Ys l'engloutie, une nouvelle en 2 épisodes de Didier Fond
/image%2F0995560%2F20140423%2Fob_43b34d_annonciade.jpg)
Ys l’engloutie
Première partie
L’Allemagne n’a pas l’exclusivité des villes englouties. La France a aussi sa cité perdue dans les eaux maritimes. Vous connaissez la légende, j’en suis sûr : celle de la ville d’Ys (ou Is). Elle nous vient de la Bretagne. Si vous allez dans cette merveilleuse région, rendez-vous à la Baie des Trépassés. C’est là que, d’après la légende, se serait située la ville d’Ys, perdue par la faute de la fille du roi, nommée Ahès ou Dahut, selon les versions. Franchement, je préfère Ahès parce que Dahut, c’est trop péjorativement connoté, notamment en ce qui concerne une certaine chasse…
Voici une des versions de cette légende : que les puristes bretons me pardonnent s’ils trouvent que je m’égare trop loin du conte originel. Mais au fond, qui la connaît, la véritable histoire d’Ys ?...
« Imaginez, dit le conteur, une ville aux toits d’or. Oui, je dis bien aux toits d’or. Les charpentes des maisons n’étaient pas recouvertes de tuiles, ou d’ardoise, ou de chaume, ou de tout autre matériau vulgaire et commun ; non. La toiture de tous les palais d’Ys était formée d’immenses plaques d’or, fines, appliquées sur les montants de bois et si soigneusement agencées qu’il était impossible de distinguer où commençait et finissaient les plaques. Les murs étaient en marbre blanc. Lorsque le soleil se levait sur la ville, la lumière devenait peu à peu éblouissante. Nul ne pouvait regarder Ys en face sans en devenir presque aveugle.

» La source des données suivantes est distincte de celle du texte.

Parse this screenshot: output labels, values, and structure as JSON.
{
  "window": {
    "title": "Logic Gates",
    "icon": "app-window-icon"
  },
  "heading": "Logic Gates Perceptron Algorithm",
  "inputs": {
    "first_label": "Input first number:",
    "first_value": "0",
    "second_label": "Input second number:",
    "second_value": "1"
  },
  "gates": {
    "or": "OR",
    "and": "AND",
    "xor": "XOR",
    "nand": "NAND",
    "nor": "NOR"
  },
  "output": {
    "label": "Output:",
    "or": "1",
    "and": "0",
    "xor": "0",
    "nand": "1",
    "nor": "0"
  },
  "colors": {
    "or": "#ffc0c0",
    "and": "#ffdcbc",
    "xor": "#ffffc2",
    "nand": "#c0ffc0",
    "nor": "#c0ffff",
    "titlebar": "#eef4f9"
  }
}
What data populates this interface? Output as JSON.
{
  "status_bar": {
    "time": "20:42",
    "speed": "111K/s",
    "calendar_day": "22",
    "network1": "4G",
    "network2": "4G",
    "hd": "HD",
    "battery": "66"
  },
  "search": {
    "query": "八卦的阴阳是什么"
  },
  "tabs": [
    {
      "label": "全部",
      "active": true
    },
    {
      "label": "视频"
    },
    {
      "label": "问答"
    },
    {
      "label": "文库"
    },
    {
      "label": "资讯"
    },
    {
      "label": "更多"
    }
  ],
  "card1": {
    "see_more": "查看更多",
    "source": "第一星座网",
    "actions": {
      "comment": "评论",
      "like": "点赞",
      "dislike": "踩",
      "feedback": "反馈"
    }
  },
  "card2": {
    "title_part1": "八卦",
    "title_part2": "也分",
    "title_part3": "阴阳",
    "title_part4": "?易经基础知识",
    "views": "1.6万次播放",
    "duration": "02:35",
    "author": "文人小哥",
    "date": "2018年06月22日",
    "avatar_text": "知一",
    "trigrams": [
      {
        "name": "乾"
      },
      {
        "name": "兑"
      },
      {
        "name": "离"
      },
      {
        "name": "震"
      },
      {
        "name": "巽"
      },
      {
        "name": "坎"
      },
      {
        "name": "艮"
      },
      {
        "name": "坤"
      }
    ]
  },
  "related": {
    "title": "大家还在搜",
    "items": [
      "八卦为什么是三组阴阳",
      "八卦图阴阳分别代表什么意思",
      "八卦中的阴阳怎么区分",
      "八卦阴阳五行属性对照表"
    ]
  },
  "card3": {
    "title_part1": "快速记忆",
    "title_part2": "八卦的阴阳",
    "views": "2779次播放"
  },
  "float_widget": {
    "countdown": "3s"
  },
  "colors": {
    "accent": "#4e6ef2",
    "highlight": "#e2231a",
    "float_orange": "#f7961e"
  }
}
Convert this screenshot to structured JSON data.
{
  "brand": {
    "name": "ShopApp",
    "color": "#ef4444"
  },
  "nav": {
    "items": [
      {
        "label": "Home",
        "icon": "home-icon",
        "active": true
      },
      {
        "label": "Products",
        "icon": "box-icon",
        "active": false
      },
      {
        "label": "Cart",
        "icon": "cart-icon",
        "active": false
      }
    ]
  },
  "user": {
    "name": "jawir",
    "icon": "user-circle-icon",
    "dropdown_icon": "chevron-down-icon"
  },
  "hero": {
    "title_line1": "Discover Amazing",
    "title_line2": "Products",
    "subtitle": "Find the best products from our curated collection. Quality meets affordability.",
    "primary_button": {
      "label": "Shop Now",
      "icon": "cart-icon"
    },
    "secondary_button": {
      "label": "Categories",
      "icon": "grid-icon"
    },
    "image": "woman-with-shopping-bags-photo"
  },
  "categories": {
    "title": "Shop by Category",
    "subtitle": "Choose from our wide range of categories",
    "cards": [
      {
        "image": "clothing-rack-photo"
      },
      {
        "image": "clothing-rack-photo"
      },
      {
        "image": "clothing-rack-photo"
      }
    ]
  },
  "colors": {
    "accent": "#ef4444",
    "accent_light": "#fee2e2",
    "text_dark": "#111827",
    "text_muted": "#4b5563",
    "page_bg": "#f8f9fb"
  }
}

Belle. Admirablement belle, telle était l’opinion de tous les voyageurs qui s’arrêtaient dans la ville et y séjournaient souvent plus longtemps que prévu, charmés, fascinés par la splendeur des places, des rues, la gentillesse et l’amabilité des habitants. On aurait pu croire en effet que tant de richesse avait pourri le cœur et l’âme des gens d’Ys. Il n’en était rien. L’étranger qui avait réussi à franchir les portes de la ville était accueilli avec raffinement, courtoisie, et politesse, quels que soient son apparence et son niveau social.
Ys était gouvernée par un roi très sage, nommé Gradlon. Bienveillant envers ses administrés, il était aimé et respecté de tous Il était sage parce qu’il connaissait l’âme humaine et savait qu’en l’Homme, le pire côtoie souvent le meilleur. Il savait aussi que l’envie, la jalousie, le désir de posséder d’immenses richesses étaient des passions qui pouvaient éclore dans le cœur de chaque être humain et le transformer en monstre sanguinaire. Il ne craignait rien de son peuple. Les gens d’Ys avaient la richesse, la gloire, la beauté ; ils étaient heureux, ils aimaient leur ville et s’aimaient entre eux. Pourquoi auraient-ils cherché à détruire tant de perfection ?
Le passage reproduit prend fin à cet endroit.